Terça-feira, 6 de Fevereiro de 2007

A Palavra de Deus, que escutamos nas três Cartas agora proclamadas, convida-nos a orientar a nossa atenção para alguns aspectos fundamentais do ministério sagrado, segundo o Antigo Testamento, para depois os poder observar na figura do Servo de Deus, o Cardeal Eduardo Francisco Pironio, do qual recordamos o nono aniversário da santa morte.

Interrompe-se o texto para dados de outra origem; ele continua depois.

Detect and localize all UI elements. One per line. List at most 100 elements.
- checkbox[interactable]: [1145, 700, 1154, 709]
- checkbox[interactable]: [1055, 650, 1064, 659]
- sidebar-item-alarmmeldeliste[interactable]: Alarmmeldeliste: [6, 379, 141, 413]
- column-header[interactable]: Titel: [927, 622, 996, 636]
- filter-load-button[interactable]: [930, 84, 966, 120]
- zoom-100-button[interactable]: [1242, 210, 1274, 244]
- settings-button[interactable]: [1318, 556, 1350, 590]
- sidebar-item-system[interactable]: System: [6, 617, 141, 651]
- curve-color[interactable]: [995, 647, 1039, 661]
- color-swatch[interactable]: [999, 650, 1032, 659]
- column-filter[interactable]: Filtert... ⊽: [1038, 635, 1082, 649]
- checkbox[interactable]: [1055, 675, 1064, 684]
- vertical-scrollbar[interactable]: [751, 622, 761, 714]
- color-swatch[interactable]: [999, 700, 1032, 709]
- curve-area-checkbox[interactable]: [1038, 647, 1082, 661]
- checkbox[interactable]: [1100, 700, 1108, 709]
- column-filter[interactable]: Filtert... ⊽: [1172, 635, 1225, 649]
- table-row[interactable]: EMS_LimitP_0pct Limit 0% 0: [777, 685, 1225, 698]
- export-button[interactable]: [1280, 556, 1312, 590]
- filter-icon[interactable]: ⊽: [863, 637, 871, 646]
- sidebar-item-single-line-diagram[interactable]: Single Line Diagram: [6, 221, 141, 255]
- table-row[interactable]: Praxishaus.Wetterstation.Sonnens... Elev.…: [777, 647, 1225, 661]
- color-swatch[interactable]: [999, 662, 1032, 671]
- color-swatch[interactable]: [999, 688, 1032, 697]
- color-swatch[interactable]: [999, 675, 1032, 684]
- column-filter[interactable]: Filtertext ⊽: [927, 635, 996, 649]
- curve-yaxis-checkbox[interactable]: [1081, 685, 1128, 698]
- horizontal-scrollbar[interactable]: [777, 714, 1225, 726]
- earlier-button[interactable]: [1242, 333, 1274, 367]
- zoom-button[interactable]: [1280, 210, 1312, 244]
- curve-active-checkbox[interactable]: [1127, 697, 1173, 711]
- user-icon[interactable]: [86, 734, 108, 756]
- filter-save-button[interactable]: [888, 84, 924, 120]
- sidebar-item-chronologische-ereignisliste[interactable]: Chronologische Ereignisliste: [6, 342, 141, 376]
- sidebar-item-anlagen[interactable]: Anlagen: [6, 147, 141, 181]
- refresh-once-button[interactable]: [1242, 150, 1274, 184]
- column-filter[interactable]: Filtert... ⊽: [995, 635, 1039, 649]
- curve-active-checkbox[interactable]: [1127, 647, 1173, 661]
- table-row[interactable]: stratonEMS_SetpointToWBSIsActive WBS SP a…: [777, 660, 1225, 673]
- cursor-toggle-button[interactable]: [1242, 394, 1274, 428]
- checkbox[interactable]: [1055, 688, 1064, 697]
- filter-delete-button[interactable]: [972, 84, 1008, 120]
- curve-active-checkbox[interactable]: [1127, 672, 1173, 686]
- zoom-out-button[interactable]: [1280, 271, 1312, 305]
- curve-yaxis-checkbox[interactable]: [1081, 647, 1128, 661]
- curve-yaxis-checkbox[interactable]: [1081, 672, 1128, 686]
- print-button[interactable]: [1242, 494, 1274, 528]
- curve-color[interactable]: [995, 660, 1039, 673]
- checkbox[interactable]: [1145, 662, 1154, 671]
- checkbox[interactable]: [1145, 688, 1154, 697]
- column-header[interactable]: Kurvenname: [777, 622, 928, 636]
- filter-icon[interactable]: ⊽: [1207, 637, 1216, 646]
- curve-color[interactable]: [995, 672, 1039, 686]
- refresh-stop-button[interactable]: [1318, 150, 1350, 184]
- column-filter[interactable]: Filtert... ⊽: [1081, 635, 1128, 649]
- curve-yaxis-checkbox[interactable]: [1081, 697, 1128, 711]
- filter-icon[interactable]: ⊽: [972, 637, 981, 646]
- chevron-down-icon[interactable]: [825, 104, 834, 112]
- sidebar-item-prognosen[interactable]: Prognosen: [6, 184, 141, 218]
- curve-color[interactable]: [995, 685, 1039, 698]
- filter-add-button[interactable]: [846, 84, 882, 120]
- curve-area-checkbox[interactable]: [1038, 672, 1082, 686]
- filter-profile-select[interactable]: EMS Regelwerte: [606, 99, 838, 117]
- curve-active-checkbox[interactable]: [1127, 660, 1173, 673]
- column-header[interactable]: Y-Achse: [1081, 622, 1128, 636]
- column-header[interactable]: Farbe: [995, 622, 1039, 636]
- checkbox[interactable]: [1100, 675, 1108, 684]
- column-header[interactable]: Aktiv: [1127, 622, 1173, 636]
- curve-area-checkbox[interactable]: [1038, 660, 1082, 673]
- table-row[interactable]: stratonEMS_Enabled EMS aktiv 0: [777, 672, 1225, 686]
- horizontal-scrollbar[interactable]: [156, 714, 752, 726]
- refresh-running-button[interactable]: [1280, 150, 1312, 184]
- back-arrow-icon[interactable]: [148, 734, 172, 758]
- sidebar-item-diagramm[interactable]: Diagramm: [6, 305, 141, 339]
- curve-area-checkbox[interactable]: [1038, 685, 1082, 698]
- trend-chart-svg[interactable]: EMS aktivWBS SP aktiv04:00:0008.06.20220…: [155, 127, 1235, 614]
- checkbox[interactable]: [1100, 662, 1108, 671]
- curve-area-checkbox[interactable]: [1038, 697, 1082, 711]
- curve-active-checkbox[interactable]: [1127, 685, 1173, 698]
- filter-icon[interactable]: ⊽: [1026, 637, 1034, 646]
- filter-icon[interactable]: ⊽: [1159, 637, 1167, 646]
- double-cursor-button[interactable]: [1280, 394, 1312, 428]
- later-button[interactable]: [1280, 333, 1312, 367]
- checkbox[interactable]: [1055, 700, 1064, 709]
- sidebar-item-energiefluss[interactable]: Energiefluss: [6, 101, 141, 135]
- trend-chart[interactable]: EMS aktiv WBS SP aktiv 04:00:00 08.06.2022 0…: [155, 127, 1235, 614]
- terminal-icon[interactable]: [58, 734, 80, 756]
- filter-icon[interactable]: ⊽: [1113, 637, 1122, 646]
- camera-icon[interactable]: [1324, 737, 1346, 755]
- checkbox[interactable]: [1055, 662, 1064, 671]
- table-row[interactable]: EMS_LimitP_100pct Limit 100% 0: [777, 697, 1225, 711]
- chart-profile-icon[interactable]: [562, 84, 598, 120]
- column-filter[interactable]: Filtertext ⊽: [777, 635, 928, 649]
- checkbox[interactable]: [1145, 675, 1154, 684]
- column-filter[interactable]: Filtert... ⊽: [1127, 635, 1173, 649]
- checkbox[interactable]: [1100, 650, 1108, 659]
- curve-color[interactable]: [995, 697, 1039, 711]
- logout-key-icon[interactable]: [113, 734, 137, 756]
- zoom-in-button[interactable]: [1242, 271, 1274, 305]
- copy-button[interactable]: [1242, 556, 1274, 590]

A Primeira Leitura, tirada do Livro do Deuteronómio (10, 8-9), menciona a tarefa particular dos filhos de Levi no povo de Israel. Este trecho foi comentado maravilhosamente pelo Santo Padre Bento XVI por ocasião do discurso para os bons votos de Natal à Cúria Romana. Vale a pena citar algumas frases:

"Depois da tomada de posse da Terra, cada Tribo obtém por meio do sorteio a sua porção da Terra santa e com isto participa do dom prometido ao chefe Abraão. Só a Tribo de Levi não recebe terreno algum: a sua terra é o próprio Deus. Esta afirmação tinha certamente um significado totalmente prático. Os sacerdotes não viviam, como as outras tribos, do cultivo da terrra, mas das ofertas. Contudo, a afirmação é mais profunda. O verdadeiro fundamento da vida do sacerdote, o solo da sua existência, a terra da sua vida é o próprio Deus. O sacerdote pode e deve dizer também hoje com o levita: "Dominus pars hereditatis meae et calicis mei". O próprio Deus é a minha parte de terra, o fundamento externo e interno da minha existência. Esta teocentridade da existência sacerdotal é necessária precisamente no nosso mundo totalmente funcionalista, no qual tudo se funda em gestos calculáveis e verificáveis. O sacerdote deve verdadeiramente conhecer Deus a partir de dentro e assim levá-lo aos homens: é este o serviço prioritário do qual a humanidade de hoje tem necessidade".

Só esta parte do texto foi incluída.